Now if I were being fair — and I so rarely am — I would admit that NBC does have a nifty, free Olympics app that is a pretty decent way of keeping track (terrible pun, sorry) of what is happening, but all the goodwill that engenders in me evaporates as soon as I turn on the TV for my nightly fix.

Having already vented in a previous post, I should clearly give this issue a rest, but in all honesty the snide, masochistic side of my personality adores being able to shout each night as the bland features of Bob Costas (a face you forget even while looking at it) illuminate TV screens across the USA.

Six hours a night I’ve been yelping, tutting, and admonishing the TV. My long-suffering wife deals stoically with my piggish behaviour. It starts with my local NBC affiliate, who are staging all their Olympic coverage from the nearby Thunder Valley Casino — because as everyone knows, if you want to see Olympic specimens you head to the lobby of a casino. Once in a while, they cut to Deirdre Fitzpatrick, who each day provides pointless, meandering ten-minute videos of herself wandering round London — Rick Steves is positively Bruce Chatwin-like in comparison. A choice example saw our Deirdre (make-up immaculate, of course, but in that female US newcaster’s way, whereby its effect is disturbingly artificial and it’s impossible to gauge what her true age is) by a footpath on the South Bank. “Everywhere you go, there’s an impromptu performance,” she says as the camera zooms in on a man playing an acoustic guitar. Deirdre, it’s called busking.
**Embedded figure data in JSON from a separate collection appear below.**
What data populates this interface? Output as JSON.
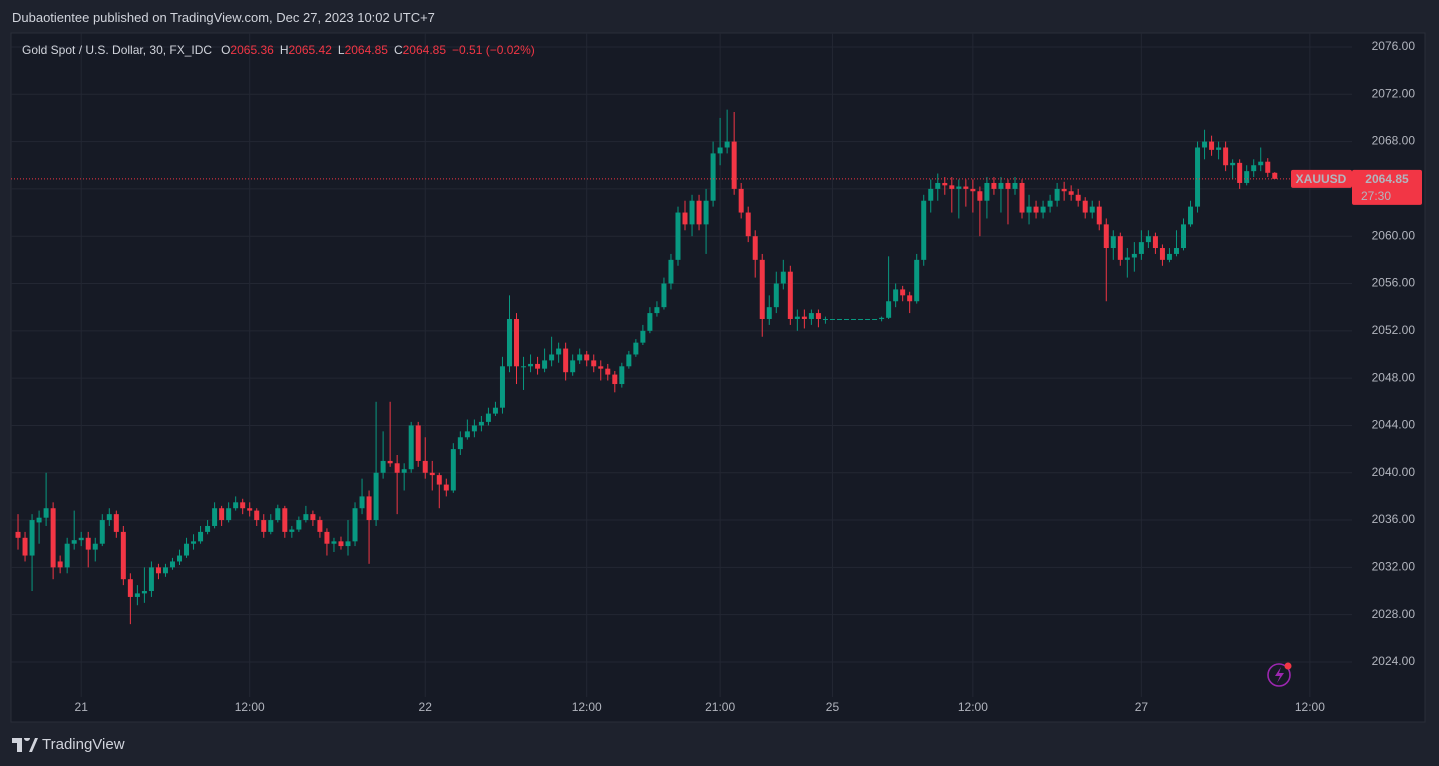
{
  "header": {
    "text": "Dubaotientee published on TradingView.com, Dec 27, 2023 10:02 UTC+7"
  },
  "footer": {
    "brand": "TradingView"
  },
  "chart_data": {
    "type": "candlestick",
    "title": "Gold Spot / U.S. Dollar, 30, FX_IDC",
    "legend_values": [
      {
        "label": "O",
        "value": 2065.36
      },
      {
        "label": "H",
        "value": 2065.42
      },
      {
        "label": "L",
        "value": 2064.85
      },
      {
        "label": "C",
        "value": 2064.85
      }
    ],
    "change": "−0.51 (−0.02%)",
    "symbol": "XAUUSD",
    "last_price": 2064.85,
    "countdown": "27:30",
    "up_color": "#089981",
    "down_color": "#f23645",
    "grid": true,
    "ylim": [
      2021.04,
      2077.18
    ],
    "yticks": [
      {
        "value": 2024,
        "label": "2024.00"
      },
      {
        "value": 2028,
        "label": "2028.00"
      },
      {
        "value": 2032,
        "label": "2032.00"
      },
      {
        "value": 2036,
        "label": "2036.00"
      },
      {
        "value": 2040,
        "label": "2040.00"
      },
      {
        "value": 2044,
        "label": "2044.00"
      },
      {
        "value": 2048,
        "label": "2048.00"
      },
      {
        "value": 2052,
        "label": "2052.00"
      },
      {
        "value": 2056,
        "label": "2056.00"
      },
      {
        "value": 2060,
        "label": "2060.00"
      },
      {
        "value": 2064,
        "label": "2064.00"
      },
      {
        "value": 2068,
        "label": "2068.00"
      },
      {
        "value": 2072,
        "label": "2072.00"
      },
      {
        "value": 2076,
        "label": "2076.00"
      }
    ],
    "xlim": [
      -1,
      190
    ],
    "xticks": [
      {
        "value": 9,
        "label": "21"
      },
      {
        "value": 33,
        "label": "12:00"
      },
      {
        "value": 58,
        "label": "22"
      },
      {
        "value": 81,
        "label": "12:00"
      },
      {
        "value": 100,
        "label": "21:00"
      },
      {
        "value": 116,
        "label": "25"
      },
      {
        "value": 136,
        "label": "12:00"
      },
      {
        "value": 160,
        "label": "27"
      },
      {
        "value": 184,
        "label": "12:00"
      }
    ],
    "ohlc": [
      [
        2035,
        2036.5,
        2033.5,
        2034.5
      ],
      [
        2034.5,
        2035,
        2032.5,
        2033
      ],
      [
        2033,
        2036.5,
        2030,
        2036
      ],
      [
        2035.8,
        2036.8,
        2034,
        2036.2
      ],
      [
        2036.2,
        2040,
        2035.5,
        2037
      ],
      [
        2037,
        2037.5,
        2031,
        2032
      ],
      [
        2032.5,
        2033,
        2031.5,
        2032
      ],
      [
        2032,
        2034.5,
        2031.5,
        2034
      ],
      [
        2034,
        2036.8,
        2033.5,
        2034.3
      ],
      [
        2034.3,
        2035,
        2033.8,
        2034.5
      ],
      [
        2034.5,
        2035,
        2032,
        2033.5
      ],
      [
        2033.5,
        2034.5,
        2032.5,
        2034
      ],
      [
        2034,
        2036.5,
        2033.8,
        2036
      ],
      [
        2036,
        2037,
        2035.5,
        2036.5
      ],
      [
        2036.5,
        2036.8,
        2034.5,
        2035
      ],
      [
        2035,
        2035.5,
        2030.5,
        2031
      ],
      [
        2031,
        2031.5,
        2027.2,
        2029.5
      ],
      [
        2029.5,
        2030.5,
        2028.8,
        2029.8
      ],
      [
        2029.8,
        2032,
        2029,
        2030
      ],
      [
        2030,
        2032.5,
        2029.5,
        2032
      ],
      [
        2032,
        2032.3,
        2031,
        2031.5
      ],
      [
        2031.5,
        2032.3,
        2031.2,
        2032
      ],
      [
        2032,
        2032.8,
        2031.8,
        2032.5
      ],
      [
        2032.5,
        2033.5,
        2032.2,
        2033
      ],
      [
        2033,
        2034.5,
        2032.8,
        2034
      ],
      [
        2034,
        2034.8,
        2033.5,
        2034.2
      ],
      [
        2034.2,
        2035.5,
        2034,
        2035
      ],
      [
        2035,
        2036,
        2034.8,
        2035.5
      ],
      [
        2035.5,
        2037.5,
        2035.3,
        2037
      ],
      [
        2037,
        2037.2,
        2035.5,
        2036
      ],
      [
        2036,
        2037.5,
        2035.8,
        2037
      ],
      [
        2037,
        2038,
        2036.8,
        2037.5
      ],
      [
        2037.5,
        2037.8,
        2036.5,
        2037
      ],
      [
        2037,
        2037.5,
        2036.3,
        2036.8
      ],
      [
        2036.8,
        2037,
        2035.5,
        2036
      ],
      [
        2036,
        2036.5,
        2034.5,
        2035
      ],
      [
        2035,
        2036.5,
        2034.8,
        2036
      ],
      [
        2036,
        2037.3,
        2035.8,
        2037
      ],
      [
        2037,
        2037.2,
        2034.5,
        2035
      ],
      [
        2035,
        2035.5,
        2034.5,
        2035.2
      ],
      [
        2035.2,
        2036.3,
        2035,
        2036
      ],
      [
        2036,
        2037.2,
        2035.8,
        2036.5
      ],
      [
        2036.5,
        2036.8,
        2035.5,
        2036
      ],
      [
        2036,
        2036.3,
        2034.5,
        2035
      ],
      [
        2035,
        2035.3,
        2033,
        2034
      ],
      [
        2034,
        2034.5,
        2033.3,
        2034.2
      ],
      [
        2034.2,
        2034.6,
        2033.5,
        2033.8
      ],
      [
        2033.8,
        2036,
        2033,
        2034.2
      ],
      [
        2034.2,
        2037.5,
        2033.8,
        2037
      ],
      [
        2037,
        2039.5,
        2036.5,
        2038
      ],
      [
        2038,
        2038.5,
        2032.3,
        2036
      ],
      [
        2036,
        2046,
        2035.5,
        2040
      ],
      [
        2040,
        2043.5,
        2039.5,
        2041
      ],
      [
        2041,
        2046,
        2040.5,
        2040.8
      ],
      [
        2040.8,
        2041.5,
        2036.5,
        2040
      ],
      [
        2040,
        2040.8,
        2038.5,
        2040.3
      ],
      [
        2040.3,
        2044.3,
        2040,
        2044
      ],
      [
        2044,
        2044.3,
        2040.5,
        2041
      ],
      [
        2041,
        2043,
        2039.5,
        2040
      ],
      [
        2040,
        2041,
        2038.5,
        2039.8
      ],
      [
        2039.8,
        2040,
        2037,
        2039
      ],
      [
        2039,
        2039.5,
        2038,
        2038.5
      ],
      [
        2038.5,
        2042.5,
        2038.3,
        2042
      ],
      [
        2042,
        2043.5,
        2041.5,
        2043
      ],
      [
        2043,
        2044.5,
        2042.8,
        2043.5
      ],
      [
        2043.5,
        2044.5,
        2043,
        2044
      ],
      [
        2044,
        2044.8,
        2043.5,
        2044.3
      ],
      [
        2044.3,
        2045.5,
        2044,
        2045
      ],
      [
        2045,
        2046,
        2044.8,
        2045.5
      ],
      [
        2045.5,
        2049.8,
        2045,
        2049
      ],
      [
        2049,
        2055,
        2048.5,
        2053
      ],
      [
        2053,
        2053.5,
        2047.5,
        2049
      ],
      [
        2049,
        2049.8,
        2047,
        2049
      ],
      [
        2049,
        2050,
        2048.5,
        2049.2
      ],
      [
        2049.2,
        2049.8,
        2048.3,
        2048.8
      ],
      [
        2048.8,
        2050.5,
        2048.5,
        2049.5
      ],
      [
        2049.5,
        2051.5,
        2049,
        2050
      ],
      [
        2050,
        2051,
        2049.3,
        2050.5
      ],
      [
        2050.5,
        2051,
        2047.8,
        2048.5
      ],
      [
        2048.5,
        2050,
        2048.2,
        2049.5
      ],
      [
        2049.5,
        2050.5,
        2049.2,
        2050
      ],
      [
        2050,
        2050.3,
        2049,
        2049.5
      ],
      [
        2049.5,
        2050,
        2048.5,
        2049
      ],
      [
        2049,
        2049.5,
        2047.8,
        2048.8
      ],
      [
        2048.8,
        2049.2,
        2047.8,
        2048.3
      ],
      [
        2048.3,
        2048.6,
        2046.8,
        2047.5
      ],
      [
        2047.5,
        2049.3,
        2047.2,
        2049
      ],
      [
        2049,
        2050.3,
        2048.8,
        2050
      ],
      [
        2050,
        2051.3,
        2049.8,
        2051
      ],
      [
        2051,
        2052.5,
        2050.8,
        2052
      ],
      [
        2052,
        2054,
        2051.8,
        2053.5
      ],
      [
        2053.5,
        2054.5,
        2053.2,
        2054
      ],
      [
        2054,
        2056.5,
        2053.8,
        2056
      ],
      [
        2056,
        2058.5,
        2055.5,
        2058
      ],
      [
        2058,
        2062.5,
        2057.5,
        2062
      ],
      [
        2062,
        2063,
        2060.5,
        2061
      ],
      [
        2061,
        2063.5,
        2060,
        2063
      ],
      [
        2063,
        2063.5,
        2060.5,
        2061
      ],
      [
        2061,
        2064,
        2058.5,
        2063
      ],
      [
        2063,
        2068,
        2062.5,
        2067
      ],
      [
        2067,
        2070,
        2066,
        2067.5
      ],
      [
        2067.5,
        2070.7,
        2067,
        2068
      ],
      [
        2068,
        2070.5,
        2063.5,
        2064
      ],
      [
        2064,
        2064.5,
        2061.5,
        2062
      ],
      [
        2062,
        2062.5,
        2059.5,
        2060
      ],
      [
        2060,
        2060.5,
        2056.5,
        2058
      ],
      [
        2058,
        2058.5,
        2051.5,
        2053
      ],
      [
        2053,
        2055,
        2052.5,
        2054
      ],
      [
        2054,
        2057,
        2053.5,
        2056
      ],
      [
        2056,
        2058,
        2055.5,
        2057
      ],
      [
        2057,
        2057.5,
        2052.5,
        2053
      ],
      [
        2053,
        2053.8,
        2052,
        2053.2
      ],
      [
        2053.2,
        2053.8,
        2052.2,
        2053
      ],
      [
        2053,
        2053.8,
        2052.5,
        2053.5
      ],
      [
        2053.5,
        2053.8,
        2052.3,
        2053
      ],
      [
        2053,
        2053.2,
        2052.6,
        2053
      ],
      [
        2053,
        2053,
        2053,
        2053
      ],
      [
        2053,
        2053,
        2053,
        2053
      ],
      [
        2053,
        2053,
        2053,
        2053
      ],
      [
        2053,
        2053,
        2053,
        2053
      ],
      [
        2053,
        2053,
        2053,
        2053
      ],
      [
        2053,
        2053,
        2053,
        2053
      ],
      [
        2053,
        2053,
        2053,
        2053
      ],
      [
        2053,
        2053.2,
        2052.8,
        2053.1
      ],
      [
        2053.1,
        2058.3,
        2053,
        2054.5
      ],
      [
        2054.5,
        2056,
        2054,
        2055.5
      ],
      [
        2055.5,
        2055.8,
        2054.5,
        2055
      ],
      [
        2055,
        2055.3,
        2053.5,
        2054.5
      ],
      [
        2054.5,
        2058.5,
        2054.3,
        2058
      ],
      [
        2058,
        2063.5,
        2057.5,
        2063
      ],
      [
        2063,
        2064.8,
        2062,
        2064
      ],
      [
        2064,
        2065.3,
        2063,
        2064.5
      ],
      [
        2064.5,
        2065,
        2063.5,
        2064.3
      ],
      [
        2064.3,
        2065,
        2062,
        2064
      ],
      [
        2064,
        2064.8,
        2061.5,
        2064.2
      ],
      [
        2064.2,
        2064.8,
        2062.5,
        2064
      ],
      [
        2064,
        2064.8,
        2062,
        2063.8
      ],
      [
        2063.8,
        2064.2,
        2060,
        2063
      ],
      [
        2063,
        2065,
        2061.5,
        2064.5
      ],
      [
        2064.5,
        2065,
        2063.5,
        2064
      ],
      [
        2064,
        2065,
        2062,
        2064.5
      ],
      [
        2064.5,
        2064.8,
        2061,
        2064
      ],
      [
        2064,
        2065,
        2063.5,
        2064.5
      ],
      [
        2064.5,
        2064.8,
        2061.5,
        2062
      ],
      [
        2062,
        2063.5,
        2061,
        2062.5
      ],
      [
        2062.5,
        2063,
        2061.5,
        2062
      ],
      [
        2062,
        2063,
        2061.5,
        2062.5
      ],
      [
        2062.5,
        2063.5,
        2062,
        2063
      ],
      [
        2063,
        2064.5,
        2062.5,
        2064
      ],
      [
        2064,
        2064.6,
        2063,
        2063.8
      ],
      [
        2063.8,
        2064.3,
        2063,
        2063.5
      ],
      [
        2063.5,
        2064,
        2062.5,
        2063
      ],
      [
        2063,
        2063.3,
        2061.5,
        2062
      ],
      [
        2062,
        2063,
        2061.5,
        2062.5
      ],
      [
        2062.5,
        2063,
        2060.5,
        2061
      ],
      [
        2061,
        2061.5,
        2054.5,
        2059
      ],
      [
        2059,
        2060.5,
        2058,
        2060
      ],
      [
        2060,
        2060.3,
        2057.5,
        2058
      ],
      [
        2058,
        2059,
        2056.5,
        2058.2
      ],
      [
        2058.2,
        2059.5,
        2057,
        2058.5
      ],
      [
        2058.5,
        2060.5,
        2058,
        2059.5
      ],
      [
        2059.5,
        2060.5,
        2059,
        2060
      ],
      [
        2060,
        2060.3,
        2058.5,
        2059
      ],
      [
        2059,
        2059.3,
        2057.5,
        2058
      ],
      [
        2058,
        2059,
        2057.8,
        2058.5
      ],
      [
        2058.5,
        2060.5,
        2058.3,
        2059
      ],
      [
        2059,
        2061.5,
        2058.8,
        2061
      ],
      [
        2061,
        2063,
        2060.8,
        2062.5
      ],
      [
        2062.5,
        2068,
        2062,
        2067.5
      ],
      [
        2067.5,
        2069,
        2066.5,
        2068
      ],
      [
        2068,
        2068.5,
        2066.8,
        2067.3
      ],
      [
        2067.3,
        2068,
        2066.5,
        2067.5
      ],
      [
        2067.5,
        2068,
        2065.5,
        2066
      ],
      [
        2066,
        2066.5,
        2064.8,
        2066.2
      ],
      [
        2066.2,
        2066.5,
        2064,
        2064.5
      ],
      [
        2064.5,
        2066,
        2064.3,
        2065.5
      ],
      [
        2065.5,
        2066.5,
        2065,
        2066
      ],
      [
        2066,
        2067.5,
        2065.5,
        2066.3
      ],
      [
        2066.3,
        2066.6,
        2065,
        2065.36
      ],
      [
        2065.36,
        2065.42,
        2064.85,
        2064.85
      ]
    ]
  }
}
But then comes the main event as we cut to Bland Bob Costas. You may even get to see a little bit of sport, but not too much as Mary Carillo is then wheeled out for 15 minutes each night to give a patronising look into some aspect of British life that would even make VisitBritain cringe. She is not quite at Deirdre levels of annoyance, but then poor Deirdre’s day often seems to involve finding an American tourist to talk to, or the most embarrassing old British codger that she can find to interview. Mary, however, has access to various echelons of British society to paint her twee picture of my homeland. I was particularly irate when only the last lap of the 10,000m race was shown — we then moved on to Mary fronting a 15-minute video about bagpipes in Glasgow. I understand that the race had been shown live earlier in the day, but I don’t think anyone was tuning in that night for a piece about the modern renaissance of bagpipes. If this has any place — and that is a big if — it is on The Today Show (which, too, has camped out in London for the duration of the games), not on the actual evening highlights.
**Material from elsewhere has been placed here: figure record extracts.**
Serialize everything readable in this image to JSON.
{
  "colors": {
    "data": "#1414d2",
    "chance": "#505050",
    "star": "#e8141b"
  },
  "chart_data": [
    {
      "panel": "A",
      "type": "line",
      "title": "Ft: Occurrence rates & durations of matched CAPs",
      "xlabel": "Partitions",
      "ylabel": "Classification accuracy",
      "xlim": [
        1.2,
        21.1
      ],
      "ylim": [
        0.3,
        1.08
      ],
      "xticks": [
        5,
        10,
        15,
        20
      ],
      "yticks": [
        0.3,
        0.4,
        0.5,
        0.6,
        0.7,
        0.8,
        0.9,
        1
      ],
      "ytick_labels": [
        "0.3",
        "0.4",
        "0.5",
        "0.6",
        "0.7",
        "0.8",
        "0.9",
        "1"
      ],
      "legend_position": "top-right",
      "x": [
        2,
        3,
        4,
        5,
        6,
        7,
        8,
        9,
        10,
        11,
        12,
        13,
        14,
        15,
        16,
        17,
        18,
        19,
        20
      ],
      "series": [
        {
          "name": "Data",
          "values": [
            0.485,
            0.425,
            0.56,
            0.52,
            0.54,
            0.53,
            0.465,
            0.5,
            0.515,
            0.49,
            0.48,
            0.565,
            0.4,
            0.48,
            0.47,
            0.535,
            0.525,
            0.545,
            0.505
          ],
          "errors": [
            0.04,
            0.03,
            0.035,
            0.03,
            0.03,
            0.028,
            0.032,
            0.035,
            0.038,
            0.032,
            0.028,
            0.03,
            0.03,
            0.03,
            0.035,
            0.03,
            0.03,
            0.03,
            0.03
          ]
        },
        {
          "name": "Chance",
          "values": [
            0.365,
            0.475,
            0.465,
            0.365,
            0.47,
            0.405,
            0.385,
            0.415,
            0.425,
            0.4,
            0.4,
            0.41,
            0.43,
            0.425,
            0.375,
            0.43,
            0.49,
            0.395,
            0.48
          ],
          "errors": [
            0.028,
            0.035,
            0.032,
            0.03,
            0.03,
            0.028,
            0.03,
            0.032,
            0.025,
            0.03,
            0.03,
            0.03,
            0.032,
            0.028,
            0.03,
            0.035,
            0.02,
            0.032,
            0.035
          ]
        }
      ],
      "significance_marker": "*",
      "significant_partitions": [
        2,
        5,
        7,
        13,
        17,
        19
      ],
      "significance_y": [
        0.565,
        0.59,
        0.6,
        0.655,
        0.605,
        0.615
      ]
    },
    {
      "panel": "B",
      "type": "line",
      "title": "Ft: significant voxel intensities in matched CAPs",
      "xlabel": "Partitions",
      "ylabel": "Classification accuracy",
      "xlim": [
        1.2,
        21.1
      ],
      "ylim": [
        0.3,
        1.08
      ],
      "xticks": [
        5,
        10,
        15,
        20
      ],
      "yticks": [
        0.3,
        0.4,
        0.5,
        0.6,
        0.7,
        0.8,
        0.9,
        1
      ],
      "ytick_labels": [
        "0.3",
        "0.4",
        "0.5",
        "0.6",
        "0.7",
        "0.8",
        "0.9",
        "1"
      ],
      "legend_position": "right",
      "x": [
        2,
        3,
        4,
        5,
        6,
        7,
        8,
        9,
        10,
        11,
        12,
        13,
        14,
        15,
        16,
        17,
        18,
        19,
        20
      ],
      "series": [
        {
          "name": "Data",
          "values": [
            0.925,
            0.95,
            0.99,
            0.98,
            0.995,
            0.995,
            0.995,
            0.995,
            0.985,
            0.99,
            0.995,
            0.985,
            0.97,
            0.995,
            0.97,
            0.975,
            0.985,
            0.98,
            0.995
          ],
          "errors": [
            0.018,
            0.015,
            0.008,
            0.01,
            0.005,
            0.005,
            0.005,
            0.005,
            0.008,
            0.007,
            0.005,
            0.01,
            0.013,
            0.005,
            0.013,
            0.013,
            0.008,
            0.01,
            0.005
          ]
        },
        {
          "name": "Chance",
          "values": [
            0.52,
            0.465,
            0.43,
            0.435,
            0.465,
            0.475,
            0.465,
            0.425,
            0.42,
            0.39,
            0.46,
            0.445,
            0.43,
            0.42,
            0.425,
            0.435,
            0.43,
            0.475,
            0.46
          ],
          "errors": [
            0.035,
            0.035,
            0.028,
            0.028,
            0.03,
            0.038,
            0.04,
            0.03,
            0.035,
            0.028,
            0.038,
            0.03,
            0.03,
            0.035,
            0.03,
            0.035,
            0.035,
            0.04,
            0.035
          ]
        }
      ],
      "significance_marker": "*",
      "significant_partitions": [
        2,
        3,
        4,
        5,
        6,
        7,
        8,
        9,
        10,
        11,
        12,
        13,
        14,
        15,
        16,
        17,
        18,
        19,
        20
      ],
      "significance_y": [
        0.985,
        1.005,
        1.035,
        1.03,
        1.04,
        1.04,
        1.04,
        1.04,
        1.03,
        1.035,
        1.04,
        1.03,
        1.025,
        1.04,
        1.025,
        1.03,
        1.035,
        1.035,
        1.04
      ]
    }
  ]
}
Baron Pierre de Coubertin in establishing the modern Olympics probably did not envisage how mass media throughout the 20th century would transform the games, and certainly did not foresee how social media is transforming them again. In the interests of his Olympic Ideal, it seems utterly wrong that I am spending my time moaning into the void-like Internet, rather than celebrating the likes of Usain Bolt, Oscar Pistorius, and Jessica Ennis. I will take a deep breath, count to ten, and smile when Bob beams that ineffectual smile of his when coverage starts. Or perhaps I’ll try and figure out how to get the Canadian coverage of the games.